Avoid Toxic Yoga Mats Containing PVC

Yoga mats may contain this toxic plastic chemical that may be carcinogenic.

With this increased interest in yoga also comes an increase in the numbers of PVC (Polyvinyl Chloride) yoga mats sold across the country. Completely at odds with the yoga philosophy of a healthy planet, PVC yoga mats harbor some serious health consequences. PVC products give off some 108 different chemicals within the first 28 days of use … that new car smell that many of us find pleasant is the first sign of all those nasty chemicals going into your lungs and skin. Hello, aromatherapy anyone? Many mats are made from polyvinyl chloride, better known as PVC, which is widely considered one of the most toxic plastics. The main ingredient in PVC is vinyl chloride, which is a known carcinogen. And dioxins are byproducts of its manufacturing. More plasticizers are then added to make the mats soft and they come with additional phthalates, used in a wide variety of personal care products in the U.S., though banned in the EU. Phthalates are known for causing developmental issues and cancer.

These toxins not only pose risks for those innocently saluting the sun on their mat, but those that produce the mats are constantly in contact with these dangerous chemicals. And PVC does not biodegrade so it will sit in a landfill until long after your yoga days have passed. PVC itself does not biodegrade, and it remains on the shelf, in the environment, or in the landfill. Sometimes landfills catch on fire, and then the PVC releases dioxin, hydrochloric acid, and other toxins. PVC is extremely difficult to recycle, which is why so little of it is recaptured. Greenpeace, Health Care Without Harm, the Center for Environmental Health, Green Sangha, the International Firefighters’ Association, and the Plastics Recycling Coalition are all working to phase out PVC or to minimize its use.

If you are looking for PVC free yoga mats one company that has its feet firmly planted on the ground is Seattle, Washington- based Barefoot Yoga Co. They offer the Original Eco Yoga Mat … the yoga mat that was rated #1 by New York Times for environmentally friendly yoga mats. But the affordable Eco Mat contains a small amount of latex, so for those with latex allergies, try rawganique, the eco-apparel company. Besides their full line of hemp-based clothing, they also offer hemp-based bed, bath, bodycare and homecare ranges … including a sweet deal on a hemp mat/natural rubber combo. It’s true that natural rubber yoga mats are natural, sustainable, practical and safer than PVC yoga mats. Place a hemp mat on top of a rubber mat and you substantially reduce that nasty rubbery smell and help save the plant … one posture at a time. Or go with a natural rubber and jute mat and you have a biodegradable eco solution.

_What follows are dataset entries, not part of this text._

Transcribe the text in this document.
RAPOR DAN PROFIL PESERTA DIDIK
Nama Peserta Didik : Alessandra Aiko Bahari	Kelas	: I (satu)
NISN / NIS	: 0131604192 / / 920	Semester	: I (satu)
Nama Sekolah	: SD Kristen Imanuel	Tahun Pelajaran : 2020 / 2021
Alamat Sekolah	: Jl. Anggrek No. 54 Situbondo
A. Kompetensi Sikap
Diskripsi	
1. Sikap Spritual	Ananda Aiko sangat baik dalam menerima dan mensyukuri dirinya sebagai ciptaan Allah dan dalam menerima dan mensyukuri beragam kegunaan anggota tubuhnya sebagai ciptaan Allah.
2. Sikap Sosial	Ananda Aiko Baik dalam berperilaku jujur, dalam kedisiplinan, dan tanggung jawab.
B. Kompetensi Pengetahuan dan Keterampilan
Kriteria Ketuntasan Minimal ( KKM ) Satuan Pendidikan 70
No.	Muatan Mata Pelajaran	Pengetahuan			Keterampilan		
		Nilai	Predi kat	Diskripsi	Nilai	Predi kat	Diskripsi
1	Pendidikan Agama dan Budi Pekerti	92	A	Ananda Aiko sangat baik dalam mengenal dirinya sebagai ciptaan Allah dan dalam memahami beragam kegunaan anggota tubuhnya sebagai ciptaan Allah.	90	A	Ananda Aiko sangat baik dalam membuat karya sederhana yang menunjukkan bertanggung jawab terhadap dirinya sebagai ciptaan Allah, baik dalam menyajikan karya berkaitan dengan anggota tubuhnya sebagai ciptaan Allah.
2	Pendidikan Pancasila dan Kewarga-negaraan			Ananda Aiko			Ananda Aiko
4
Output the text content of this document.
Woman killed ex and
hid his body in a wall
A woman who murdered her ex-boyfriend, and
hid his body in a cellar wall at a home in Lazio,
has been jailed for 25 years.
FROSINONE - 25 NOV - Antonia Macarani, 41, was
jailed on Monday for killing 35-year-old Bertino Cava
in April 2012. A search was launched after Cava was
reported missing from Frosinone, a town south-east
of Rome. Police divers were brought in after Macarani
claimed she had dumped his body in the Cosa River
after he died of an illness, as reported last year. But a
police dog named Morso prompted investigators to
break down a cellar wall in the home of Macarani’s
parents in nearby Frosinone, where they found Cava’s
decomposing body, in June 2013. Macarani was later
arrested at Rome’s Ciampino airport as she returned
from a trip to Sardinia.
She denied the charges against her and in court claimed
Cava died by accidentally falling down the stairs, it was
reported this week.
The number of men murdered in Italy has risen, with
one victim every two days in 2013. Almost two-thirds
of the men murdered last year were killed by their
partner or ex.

The Manduka PRO Series is known as the Taj Mahal of yoga mats, the most sustainable mat on the market for 10+ years. Made of an eco-certified PVC material and manufactured emissions free, this mat is a durable eco-friendly choice. The surface texture is a fabric-like finish that is slip resistant, even when wet from light perspiration. Manduka PRO mats are the thickest densest mats on the market designed to provide extra cushion for comfort and joint support. Backed with a Lifetime Guarantee, The PRO Series is designed to last a lifetime or two.

Phthalates are a group of man made chemicals that are widely used as plastic softeners and in hairsprays, perfumes, cosmetics, toys, shower curtains, wood finishes, lubricants and more.

Over 1 billion pounds of this substance is produced worldwide each year. Why there is so much concern about this substance is that animal studies have shown that the chemicals contained in phthalates can cause harm in a variety of ways, from organ damage to immune suppression and cancer. Other studies have shown that phthalates can damage the liver, the kidney and the reproductive organs.

A study by the Centers for Disease Control and Prevention (CDC) found that people have higher levels of certain phthalates in their systems than was previously thought. Not only can humans digest this toxic stuff but they can also be exposed to its harm through skin contact. A big question that many ask is how and where are we being exposed to these chemicals? Reports have been released indicating that women between the ages of 20 to 40 years have higher levels of dibutyl-phthalate (DBP) in their bodies than anyone else. DBP is apparently used in cosmetics, toys, flooring, adhesives, wallpaper, furniture and shower curtains. So it would appear that since women in that age group use cosmetics and other personal care products that contain this substance, they are being exposed more than anyone else.

Other Means of Human Exposure


Many teethers and soft toys contain phthalates and research has shown that platicisers like phthalate can leach out of toys into the mouths of children who chew them.